Counties are a notoriously difficult beast to classify. For some bizarre reason the UK has traditional counties, administrative counties, ceremonial counties and postal counties, each with their own set of borders, identities and so forth. Many talk of Romford as being in Essex and Bexley as being in Kent, yet both come under the Greater London Authority. Or my hometown is Epsom. This should be simple - it has the postal address of Surrey, comes under the domain of Surrey County Council and the ceremonial county of Surrey (I think the two are the same - there are no unitary authorities there) and is historically identified as Surrey. So it should be simple. But within Surrey just where is it? Is it in north east Surrey (as the full name of NESCOT, the local Further Education college implies) or in mid Surrey? The home of Surrey County Cricket is the Oval, quite some way to the north, yet hardly anyone uses "Surrey" on addresses up there. And what about Spelthorne (Sunbury and Staines)? It is on the "Middlesex Bank" of the Thames not the "Surrey Bank", yet is in Surrey. The village of Poyle doesn't seem to know if it's in Middlesex, Surrey or Berkshire. And then people claim Westmorland doesn't exist as a county - so what is the Westmorland County Agricultural Show?

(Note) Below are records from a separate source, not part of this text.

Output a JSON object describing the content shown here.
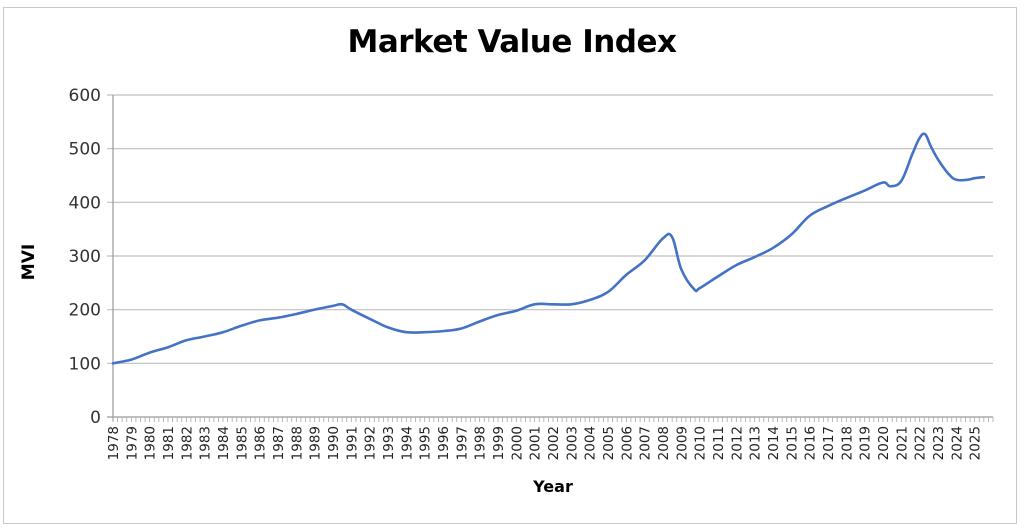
{
  "chart_data": {
    "type": "line",
    "title": "Market Value Index",
    "xlabel": "Year",
    "ylabel": "MVI",
    "ylim": [
      0,
      600
    ],
    "yticks": [
      0,
      100,
      200,
      300,
      400,
      500,
      600
    ],
    "grid": true,
    "legend": "none",
    "line_color": "#4472C4",
    "categories": [
      "1978",
      "1979",
      "1980",
      "1981",
      "1982",
      "1983",
      "1984",
      "1985",
      "1986",
      "1987",
      "1988",
      "1989",
      "1990",
      "1991",
      "1992",
      "1993",
      "1994",
      "1995",
      "1996",
      "1997",
      "1998",
      "1999",
      "2000",
      "2001",
      "2002",
      "2003",
      "2004",
      "2005",
      "2006",
      "2007",
      "2008",
      "2009",
      "2010",
      "2011",
      "2012",
      "2013",
      "2014",
      "2015",
      "2016",
      "2017",
      "2018",
      "2019",
      "2020",
      "2021",
      "2022",
      "2023",
      "2024",
      "2025"
    ],
    "series": [
      {
        "name": "MVI",
        "x": [
          1978,
          1979,
          1980,
          1981,
          1982,
          1983,
          1984,
          1985,
          1986,
          1987,
          1988,
          1989,
          1990,
          1990.5,
          1991,
          1992,
          1993,
          1994,
          1995,
          1996,
          1997,
          1998,
          1999,
          2000,
          2001,
          2002,
          2003,
          2004,
          2005,
          2006,
          2007,
          2008,
          2008.5,
          2009,
          2009.7,
          2010,
          2011,
          2012,
          2013,
          2014,
          2015,
          2016,
          2017,
          2018,
          2019,
          2020,
          2020.4,
          2021,
          2021.6,
          2022,
          2022.3,
          2022.6,
          2023,
          2023.6,
          2024,
          2024.6,
          2025,
          2025.5
        ],
        "values": [
          100,
          107,
          120,
          130,
          143,
          150,
          158,
          170,
          180,
          185,
          192,
          200,
          207,
          210,
          200,
          183,
          167,
          158,
          158,
          160,
          165,
          178,
          190,
          198,
          210,
          210,
          210,
          218,
          233,
          265,
          292,
          333,
          335,
          275,
          238,
          240,
          262,
          283,
          298,
          315,
          340,
          375,
          393,
          408,
          422,
          437,
          430,
          440,
          490,
          520,
          527,
          505,
          480,
          452,
          442,
          442,
          445,
          447
        ]
      }
    ]
  }
}
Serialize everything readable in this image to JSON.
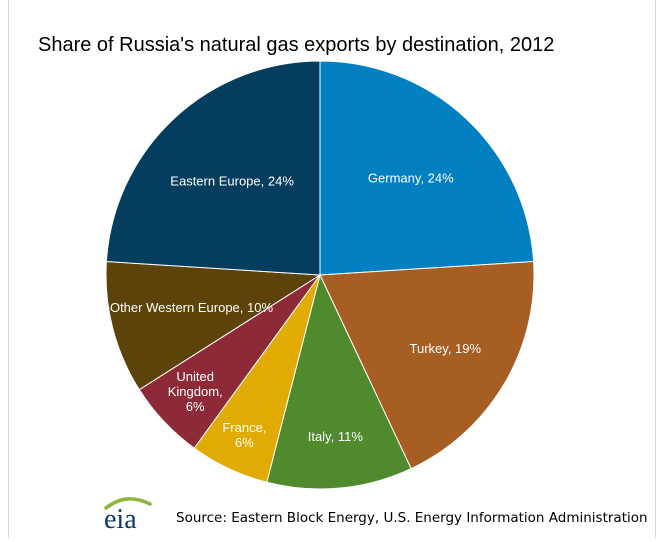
{
  "chart_data": {
    "type": "pie",
    "title": "Share of Russia's natural gas exports by destination, 2012",
    "slices": [
      {
        "label": "Germany, 24%",
        "lines": [
          "Germany, 24%"
        ],
        "value": 24,
        "color": "#0080c0"
      },
      {
        "label": "Turkey, 19%",
        "lines": [
          "Turkey, 19%"
        ],
        "value": 19,
        "color": "#a65e22"
      },
      {
        "label": "Italy, 11%",
        "lines": [
          "Italy, 11%"
        ],
        "value": 11,
        "color": "#4f8a2c"
      },
      {
        "label": "France, 6%",
        "lines": [
          "France,",
          "6%"
        ],
        "value": 6,
        "color": "#e2ab04"
      },
      {
        "label": "United Kingdom, 6%",
        "lines": [
          "United",
          "Kingdom,",
          "6%"
        ],
        "value": 6,
        "color": "#8e2937"
      },
      {
        "label": "Other Western Europe, 10%",
        "lines": [
          "Other Western Europe, 10%"
        ],
        "value": 10,
        "color": "#5c4309"
      },
      {
        "label": "Eastern Europe, 24%",
        "lines": [
          "Eastern Europe, 24%"
        ],
        "value": 24,
        "color": "#053d5f"
      }
    ]
  },
  "footer": {
    "logo_text": "eia",
    "source": "Source: Eastern Block Energy, U.S. Energy Information Administration",
    "logo_arc_color": "#8cb63c"
  }
}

The traditional and administrative counties both have fierce advocates and idenfitications do differ across the country. Some try to claim that as "county" is only a unit of local government then only these should be used, even when the term is applied to Unitary Authorities. So does Northern Ireland have six counties, twenty-six "counties" or none at all? (Now there's one for the Republicans to mull over, especially as their stated objection to the term "Northern Ireland" is pedantically to do with a part of the Republic being even more north!) Also Rochester by this logic is not in Kent as it's not administered by Kent County Counil but instead by the Medway unitary authority.

Conversely we have the question of whether or not Birmingham is in Warwickshire, the West Midlands County or is just a big city in its own right (I go for the latter - it's easier and Birmingham is a place unto itself). Some of the modern administrative counties and urban areas have done a brilliant job of fostering loyalties and making it clear just where the current borders are. Others haven't - London is a mess (and the Post Office doesn't help by refusing to update the post codes).

At the moment I type this in Forest Gate, in the London Borough of Newham but formerly in the County Borough of West Ham (and there are still in use street signs proclaiming that!). So just what am I supposed to put in the "county" box on a form?

Who's running the Home Office?

Home Office Minister Hazel Blears has had to assert that she, not David Blunkett, is running the Home Office whilst Charles Clarke is on vacation. Once again we have the annual New Labour summer farce of ministers conducting a public turf war rather than getting on and running the country. Have they nothing better to do?